Die satzungsmäßige Vermögensbindung ist gegeben, wenn in der Satzung entweder der steuerbegünstigte Verwendungszweck genau bestimmt wird oder eine andere steuerbegünstigte Körperschaft oder juristische Person des öffentlichen Rechts hinreichend benannt wird, der das Vermögen nach Auflösung oder Aufhebung der Körperschaft oder bei Wegfall ihres bisherigen Zwecks für steuerbegünstigte Zwecke übertragen werden soll.

Gemeinnützigkeit – und die satzungsmäßige Vermögensbindung

In dem hier vom Bundesfinanzhof entschiedenen Fall beschlossen die Gesellschafter der klagenden GmbH am 13.10.2016 einen geänderten und im Handelsregister im Jahr 2017 eingetragenen Gesellschaftsvertrag, wonach die GmbH erstmalig gemeinnützige Zwecke nach den §§ 51 bis 68 AO verfolgen sollte.

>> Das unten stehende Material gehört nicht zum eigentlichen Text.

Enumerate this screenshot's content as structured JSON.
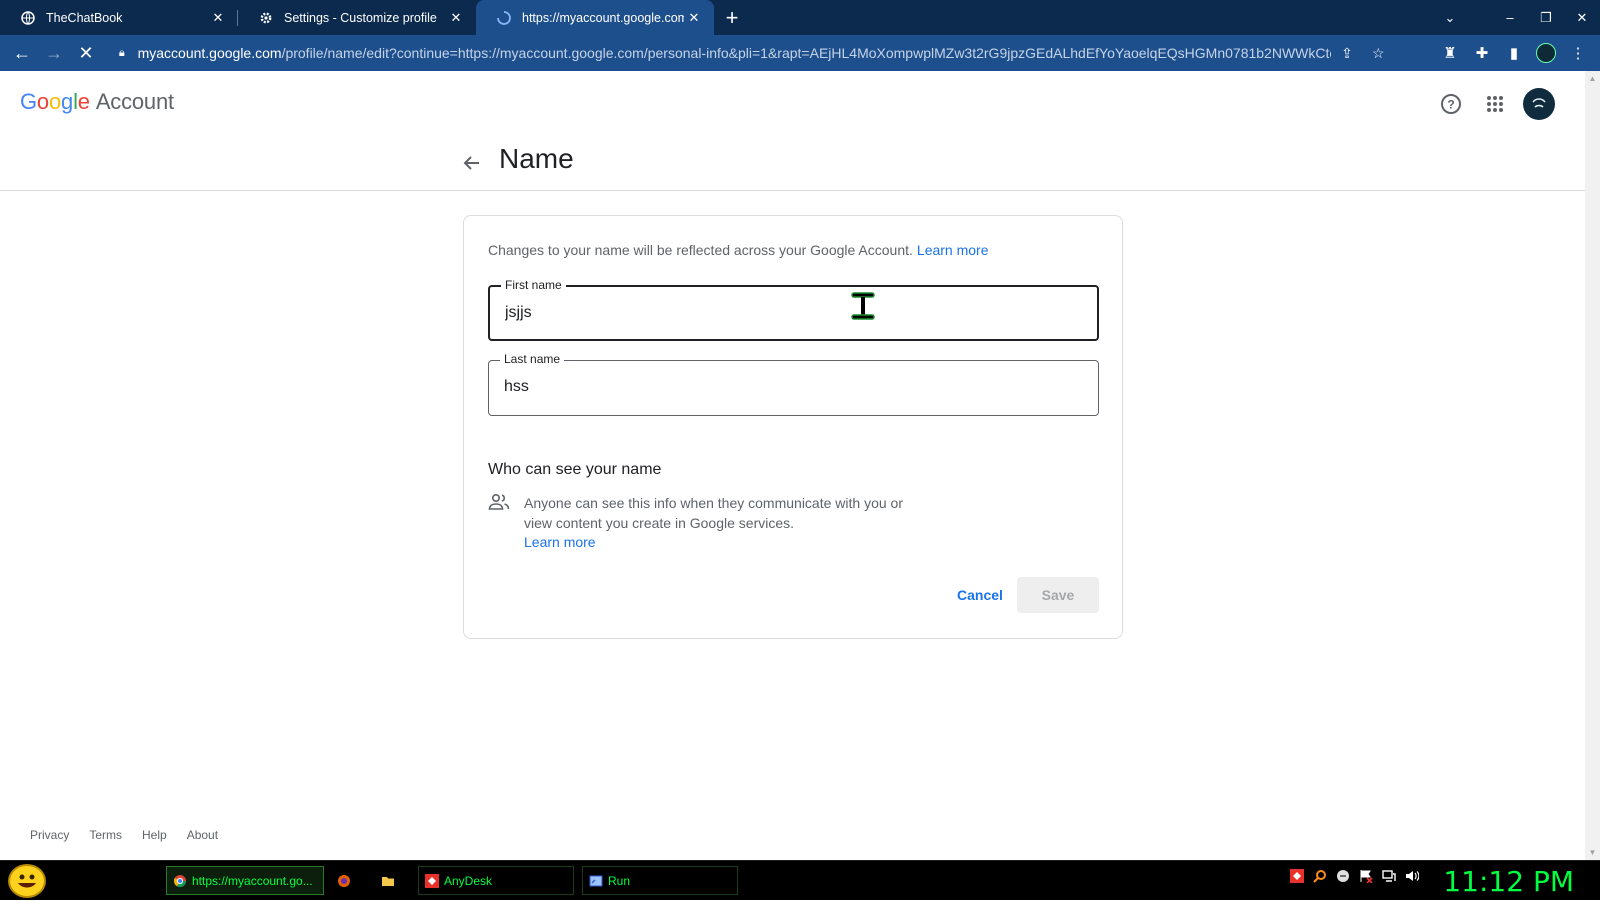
{
  "browser": {
    "tabs": [
      {
        "title": "TheChatBook",
        "icon": "globe-icon",
        "active": false
      },
      {
        "title": "Settings - Customize profile",
        "icon": "gear-icon",
        "active": false
      },
      {
        "title": "https://myaccount.google.com/p",
        "icon": "loading-spinner-icon",
        "active": true
      }
    ],
    "new_tab": "+",
    "url_host": "myaccount.google.com",
    "url_rest": "/profile/name/edit?continue=https://myaccount.google.com/personal-info&pli=1&rapt=AEjHL4MoXompwplMZw3t2rG9jpzGEdALhdEfYoYaoelqEQsHGMn0781b2NWWkCto..."
  },
  "header": {
    "logo_word": "Google",
    "logo_suffix": "Account"
  },
  "page": {
    "title": "Name"
  },
  "form": {
    "intro": "Changes to your name will be reflected across your Google Account.",
    "intro_link": "Learn more",
    "first_name_label": "First name",
    "first_name_value": "jsjjs",
    "last_name_label": "Last name",
    "last_name_value": "hss",
    "who_title": "Who can see your name",
    "who_text": "Anyone can see this info when they communicate with you or view content you create in Google services.",
    "who_link": "Learn more",
    "cancel": "Cancel",
    "save": "Save"
  },
  "footer": {
    "links": [
      "Privacy",
      "Terms",
      "Help",
      "About"
    ]
  },
  "taskbar": {
    "items": [
      {
        "label": "https://myaccount.go..."
      },
      {
        "label": ""
      },
      {
        "label": ""
      },
      {
        "label": "AnyDesk"
      },
      {
        "label": "Run"
      }
    ],
    "clock": "11:12 PM"
  },
  "colors": {
    "accent_blue": "#1a73e8",
    "tabbar_bg": "#0b2a4e",
    "toolbar_bg": "#1d4f8d",
    "taskbar_text": "#00ff41"
  }
}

Für den Fall der Auflösung oder Aufhebung der Gesellschaft oder bei Wegfall des steuerbegünstigten Zwecks sah der Gesellschaftsvertrag der GmbH vor, dass das Vermögen der Körperschaft, soweit es die eingezahlten Kapitalanteile der Gesellschafter und den gemeinen Wert der von den Gesellschaftern geleisteten Sacheinlagen übersteigt, an eine juristische Person des öffentlichen Rechts oder an eine andere steuerbegünstigte Körperschaft fällt, die es unmittelbar und ausschließlich für gemeinnützige und mildtätige Zwecke zu verwenden habe (§ 5 Abs. 2 des Gesellschaftsvertrages).

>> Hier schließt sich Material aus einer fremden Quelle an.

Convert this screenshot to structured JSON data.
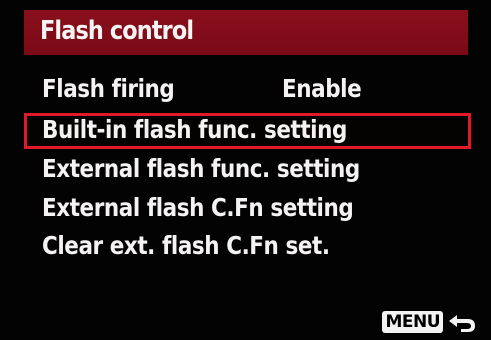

Das Finanzamt lehnte die von der GmbH beantragte gesonderte Feststellung der Einhaltung der satzungsmäßigen Voraussetzungen nach § 60a Abs. 1 AO mit Bescheid ab, da der Gesellschaftsvertrag der GmbH in der Fassung vom 13.10.2016 die satzungsmäßigen Voraussetzungen nach den §§ 51, 59, 60 und 61 AO nicht erfülle. Weder der angegebene Unternehmens-/Satzungszweck der GmbH noch die satzungsmäßige Vermögensbindung nach § 61 Abs. 1 AO, für die eine namentliche Bezeichnung der Empfängerkörperschaft oder eine genaue Bestimmung eines gemeinnützigen Zwecks, zu dem die Empfängerkörperschaft das übernommene Vermögen einzusetzen habe, erforderlich sei, entsprächen der Mustersatzung (Anlage 1 zu § 60 AO) oder seien hinreichend bestimmt.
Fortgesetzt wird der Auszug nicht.